Two Brothers (7/10)

Copyright © 2004 by Tony Medley

I’ve only recently had to sit through Before Sunset and Director Richard Linkletter’s inability to get actor Ethan Hawke to create chemistry with an attractive woman. In Two Brothers Director Jean-Jacques Annaud gets two male tigers to exhibit strong chemistry. The only conclusion I can draw from this is that the tigers have more talent than Hawke.

In Two Brothers two tiger cub brothers are separated shortly after birth, but not before they get to know one another. One, Kumal, is assertive and aggressive; the other, Sangha, is mild and timid.

After they are separated, the Normandin family takes Kumal, the mild one, home after their son, Raoul (Freddie Highmore) finds him hiding in a burrow. The Normandins ship Sangha off to a private menagerie where he is trained to be a fighting killer.

Meanwhile, Kumal is adopted by Aidan McRory (Guy Pearce), a hunter who is out to find, take, and sell precious statues from the wilds of Cambodia. But Kumal is taken away from McRory to wind up in the Circus Zerbino as the heir apparent to an old performing tiger that is on his last legs.

As events unfold, Kumal and Sangha finally meet again in a fight-to-the-death gladiatorial contest.

The film treats animals as if they are human. We are viewing the world through their eyes. This allows Annaud to let the audience impose its reasoning and sensibility into the animals’ experience, which results in a Bambi-like aura. This is my main criticism of the film. Tigers are predatory, dangerous animals. This film presents them so that, in a child’s eye, they are nothing more than large cats. It encourages children to take them for something they are not. As such, I don’t think it is a film that is appropriate for its intended audience, which is children.

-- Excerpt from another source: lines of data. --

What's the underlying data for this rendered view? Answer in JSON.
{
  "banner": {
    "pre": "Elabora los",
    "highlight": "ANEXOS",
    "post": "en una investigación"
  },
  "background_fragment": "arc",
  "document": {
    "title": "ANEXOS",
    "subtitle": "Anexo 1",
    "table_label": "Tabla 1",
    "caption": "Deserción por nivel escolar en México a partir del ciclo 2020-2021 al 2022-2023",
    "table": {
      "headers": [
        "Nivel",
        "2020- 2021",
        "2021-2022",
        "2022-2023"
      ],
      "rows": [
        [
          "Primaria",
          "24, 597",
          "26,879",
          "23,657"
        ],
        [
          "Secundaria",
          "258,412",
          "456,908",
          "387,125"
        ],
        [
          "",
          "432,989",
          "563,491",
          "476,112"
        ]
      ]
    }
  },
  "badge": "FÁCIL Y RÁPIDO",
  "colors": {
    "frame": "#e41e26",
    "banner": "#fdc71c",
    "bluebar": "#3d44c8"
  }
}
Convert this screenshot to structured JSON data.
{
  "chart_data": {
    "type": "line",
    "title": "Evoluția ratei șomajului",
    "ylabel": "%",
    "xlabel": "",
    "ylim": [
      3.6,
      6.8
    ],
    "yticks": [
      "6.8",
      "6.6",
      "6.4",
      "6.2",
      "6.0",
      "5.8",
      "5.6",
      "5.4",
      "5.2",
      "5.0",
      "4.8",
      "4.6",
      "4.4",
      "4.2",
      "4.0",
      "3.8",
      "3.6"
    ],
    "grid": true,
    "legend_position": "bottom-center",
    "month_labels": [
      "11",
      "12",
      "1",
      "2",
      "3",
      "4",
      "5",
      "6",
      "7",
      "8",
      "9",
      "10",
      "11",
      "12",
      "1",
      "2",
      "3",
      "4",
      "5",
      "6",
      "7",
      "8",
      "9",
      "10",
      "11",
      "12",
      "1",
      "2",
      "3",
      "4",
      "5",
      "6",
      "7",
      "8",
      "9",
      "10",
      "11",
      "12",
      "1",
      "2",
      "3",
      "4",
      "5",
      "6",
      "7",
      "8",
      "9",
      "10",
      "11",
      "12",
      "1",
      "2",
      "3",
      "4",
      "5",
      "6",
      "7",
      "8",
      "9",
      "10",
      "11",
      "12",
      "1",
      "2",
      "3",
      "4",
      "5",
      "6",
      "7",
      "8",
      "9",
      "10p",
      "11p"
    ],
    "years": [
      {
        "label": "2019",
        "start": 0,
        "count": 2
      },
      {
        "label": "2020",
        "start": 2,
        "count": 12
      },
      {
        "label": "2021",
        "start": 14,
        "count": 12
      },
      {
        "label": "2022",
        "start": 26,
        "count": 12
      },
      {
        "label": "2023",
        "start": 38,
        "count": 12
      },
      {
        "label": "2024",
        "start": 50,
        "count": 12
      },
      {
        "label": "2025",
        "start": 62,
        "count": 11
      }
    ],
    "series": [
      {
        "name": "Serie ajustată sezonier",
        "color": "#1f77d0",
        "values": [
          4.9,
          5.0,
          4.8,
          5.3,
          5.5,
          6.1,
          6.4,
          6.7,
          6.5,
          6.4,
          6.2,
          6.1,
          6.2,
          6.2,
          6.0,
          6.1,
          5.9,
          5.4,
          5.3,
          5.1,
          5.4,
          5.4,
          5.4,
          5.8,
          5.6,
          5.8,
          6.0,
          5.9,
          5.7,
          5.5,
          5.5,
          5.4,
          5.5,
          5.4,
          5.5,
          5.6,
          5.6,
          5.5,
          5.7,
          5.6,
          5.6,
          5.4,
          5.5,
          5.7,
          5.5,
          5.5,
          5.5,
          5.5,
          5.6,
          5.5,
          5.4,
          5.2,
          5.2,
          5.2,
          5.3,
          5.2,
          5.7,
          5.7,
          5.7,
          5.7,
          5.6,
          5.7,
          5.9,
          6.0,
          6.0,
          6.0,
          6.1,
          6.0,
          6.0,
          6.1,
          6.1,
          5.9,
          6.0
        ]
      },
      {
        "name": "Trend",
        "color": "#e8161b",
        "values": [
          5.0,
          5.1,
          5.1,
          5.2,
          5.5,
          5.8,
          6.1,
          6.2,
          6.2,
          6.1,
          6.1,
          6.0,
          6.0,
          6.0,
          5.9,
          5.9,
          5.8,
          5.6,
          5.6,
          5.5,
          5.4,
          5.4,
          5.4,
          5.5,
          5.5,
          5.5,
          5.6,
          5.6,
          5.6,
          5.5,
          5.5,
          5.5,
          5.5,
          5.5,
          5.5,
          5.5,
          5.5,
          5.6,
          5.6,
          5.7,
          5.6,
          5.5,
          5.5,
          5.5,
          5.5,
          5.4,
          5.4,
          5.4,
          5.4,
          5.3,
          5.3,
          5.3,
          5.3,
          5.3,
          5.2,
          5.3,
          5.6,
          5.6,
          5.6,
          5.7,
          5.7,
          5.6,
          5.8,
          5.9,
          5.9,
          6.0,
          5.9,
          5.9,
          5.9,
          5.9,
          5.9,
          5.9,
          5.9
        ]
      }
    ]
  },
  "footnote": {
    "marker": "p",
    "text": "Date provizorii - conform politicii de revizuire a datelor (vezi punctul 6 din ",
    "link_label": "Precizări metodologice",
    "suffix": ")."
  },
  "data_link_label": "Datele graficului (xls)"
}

An appropriate comparison would be with The Edge (1997). Nobody who saw that film will ever think of a bear as something cuddly and loveable like Smokey The Bear. The Kodiak bear in The Edge was a huge, life-threatening wild animal, something that would evoke respect in anybody, something that would keep anybody from approaching it for any reason whatever. To the contrary, Two Brothers presents tigers as large, cuddly, loveable pets. As such, it will inspire love and affection in young children, instead of the healthy respect that should be their due.

One purpose of this film is apparently to help the Worldwide Wildlife Fund alert the audience to the decimation of the tiger population. A century ago there were 100,000 wild tigers across Asia. It’s estimated that that has been reduced to 5,000-7,000 wild tigers today, clearly a disaster.

This is a beautifully photographed film (Jean-Marie Dreujou). The Cambodian locations are magnificent. The scenery alone is worth the price of admission. While it is an entertaining, enjoyable film, if I took children to see it I would  emphasize that tigers are dangerous wild animals and what they will be seeing on the screen is fantasy, little more than a cartoon. If a child attempted to do with a tiger what Raoul does at the end of the film, the odds are that it would result in a horrible tragedy.